Institute History
Description
Writer/codirector Neal Jimenez offers a quasiautobiographical portrait of what happens when your world is totally transformed in a single instant. One moment you’re a successful writer, in love, with your whole future in front of you. The next you’re in a wheelchair with your neck broken, an inhabitant of a physical-rehab center along with a lot of other men you don’t care about or even want to know. The shock of paralysis is what young novelist Joel Garcia must contend with when he awakens to find he has become permanently disabled in an accident. He faces a world where individuals who share nothing more than a tragic twist of fate must come to grips with each other, as well as their own pasts and uncertain futures. Garcia is thrust into a ward with a group of men of vastly different backgrounds and outlooks. Bloss, a racist biker engaged in a lawsuit against those he considers responsible for his accident, and Raymond, a hard-living, jive-ass black man with a troubled marriage, are the most vocal and combative fellow patients (except perhaps for the mysterious Vernon, who constantly screams for the nurses from behind a screen). The adjustments which each must make after an abrupt displacement from everyday life to a grim reality, where wheelchair battles replace fist fights, passion and fantasy redefine the sexual ego, and humor masks the agony of loss, make for a dramatic and moving tale of courage and bonding.
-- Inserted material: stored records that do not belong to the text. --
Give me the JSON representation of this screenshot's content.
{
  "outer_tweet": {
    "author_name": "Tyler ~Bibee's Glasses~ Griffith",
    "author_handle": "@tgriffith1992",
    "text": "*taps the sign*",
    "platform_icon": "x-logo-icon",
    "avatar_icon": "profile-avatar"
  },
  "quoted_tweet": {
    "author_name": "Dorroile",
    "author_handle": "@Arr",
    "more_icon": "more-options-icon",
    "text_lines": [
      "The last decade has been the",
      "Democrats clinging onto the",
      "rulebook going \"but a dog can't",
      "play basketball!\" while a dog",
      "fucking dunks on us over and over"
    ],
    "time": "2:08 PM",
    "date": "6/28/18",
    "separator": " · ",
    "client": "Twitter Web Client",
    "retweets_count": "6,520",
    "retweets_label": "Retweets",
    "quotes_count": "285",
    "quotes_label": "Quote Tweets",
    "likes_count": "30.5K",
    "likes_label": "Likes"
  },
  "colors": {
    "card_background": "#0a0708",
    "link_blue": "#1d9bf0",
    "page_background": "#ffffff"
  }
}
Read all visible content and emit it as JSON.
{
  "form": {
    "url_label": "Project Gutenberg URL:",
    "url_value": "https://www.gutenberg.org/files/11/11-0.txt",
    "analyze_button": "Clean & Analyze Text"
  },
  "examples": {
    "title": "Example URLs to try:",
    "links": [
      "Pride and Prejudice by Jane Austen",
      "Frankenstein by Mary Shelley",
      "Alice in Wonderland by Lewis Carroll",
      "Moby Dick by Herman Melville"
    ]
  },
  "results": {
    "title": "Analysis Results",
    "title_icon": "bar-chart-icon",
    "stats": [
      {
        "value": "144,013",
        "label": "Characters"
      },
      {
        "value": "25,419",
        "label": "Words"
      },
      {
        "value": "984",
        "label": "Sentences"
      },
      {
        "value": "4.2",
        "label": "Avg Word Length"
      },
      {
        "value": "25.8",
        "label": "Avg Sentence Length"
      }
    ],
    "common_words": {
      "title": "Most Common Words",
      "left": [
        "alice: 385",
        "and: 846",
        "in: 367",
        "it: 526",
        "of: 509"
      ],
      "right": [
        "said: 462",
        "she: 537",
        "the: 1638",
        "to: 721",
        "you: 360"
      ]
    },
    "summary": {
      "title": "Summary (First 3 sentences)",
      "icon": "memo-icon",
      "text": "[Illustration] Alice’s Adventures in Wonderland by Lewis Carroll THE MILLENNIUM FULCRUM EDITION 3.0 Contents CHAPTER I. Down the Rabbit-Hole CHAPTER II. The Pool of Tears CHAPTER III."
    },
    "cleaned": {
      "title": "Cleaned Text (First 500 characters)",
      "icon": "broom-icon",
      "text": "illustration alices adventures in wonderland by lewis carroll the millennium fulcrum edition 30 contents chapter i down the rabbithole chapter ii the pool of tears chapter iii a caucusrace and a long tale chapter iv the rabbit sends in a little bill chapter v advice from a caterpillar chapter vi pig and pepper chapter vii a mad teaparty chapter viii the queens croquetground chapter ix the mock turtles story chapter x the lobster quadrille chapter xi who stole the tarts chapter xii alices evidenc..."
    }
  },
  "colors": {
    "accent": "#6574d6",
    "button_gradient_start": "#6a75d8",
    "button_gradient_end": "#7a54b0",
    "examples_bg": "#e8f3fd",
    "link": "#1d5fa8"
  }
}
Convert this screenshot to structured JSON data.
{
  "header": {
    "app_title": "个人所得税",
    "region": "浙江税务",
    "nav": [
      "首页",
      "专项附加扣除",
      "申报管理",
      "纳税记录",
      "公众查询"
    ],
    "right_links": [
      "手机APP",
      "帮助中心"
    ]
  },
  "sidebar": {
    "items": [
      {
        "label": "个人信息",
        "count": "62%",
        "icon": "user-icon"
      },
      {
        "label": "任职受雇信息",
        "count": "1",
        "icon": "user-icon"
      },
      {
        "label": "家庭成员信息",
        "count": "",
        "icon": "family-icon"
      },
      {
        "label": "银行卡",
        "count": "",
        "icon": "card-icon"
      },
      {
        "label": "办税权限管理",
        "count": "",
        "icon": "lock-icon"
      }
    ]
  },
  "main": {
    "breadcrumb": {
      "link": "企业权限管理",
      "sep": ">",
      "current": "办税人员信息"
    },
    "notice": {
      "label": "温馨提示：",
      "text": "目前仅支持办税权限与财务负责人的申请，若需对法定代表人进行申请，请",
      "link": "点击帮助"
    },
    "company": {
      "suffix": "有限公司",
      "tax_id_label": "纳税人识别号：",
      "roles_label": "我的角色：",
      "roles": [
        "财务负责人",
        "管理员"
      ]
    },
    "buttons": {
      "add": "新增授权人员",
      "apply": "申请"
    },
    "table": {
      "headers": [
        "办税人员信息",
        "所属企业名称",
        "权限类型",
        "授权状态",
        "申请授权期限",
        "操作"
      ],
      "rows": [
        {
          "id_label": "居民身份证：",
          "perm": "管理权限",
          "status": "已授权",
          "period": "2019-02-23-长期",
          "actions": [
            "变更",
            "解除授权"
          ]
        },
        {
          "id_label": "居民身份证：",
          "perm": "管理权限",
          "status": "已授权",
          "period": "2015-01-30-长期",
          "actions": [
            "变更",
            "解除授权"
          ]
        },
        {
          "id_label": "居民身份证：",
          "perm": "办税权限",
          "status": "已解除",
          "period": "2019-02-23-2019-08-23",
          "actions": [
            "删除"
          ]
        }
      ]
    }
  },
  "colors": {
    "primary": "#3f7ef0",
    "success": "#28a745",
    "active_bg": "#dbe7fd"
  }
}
Eric Stoltz, William Forsythe and Wesley Snipes star respectively as Garcia, Bloss and Raymond. Their relationships modulate over a course which takes them through misadventure, misunderstanding, depression and debauchery, and ultimately to solidarity. Jimenez and Steinberg are sterling storytellers, describing with humor and insight the most intimate aspects of life in a wheelchair, while uplifting us with their vision of the power of the human spirit.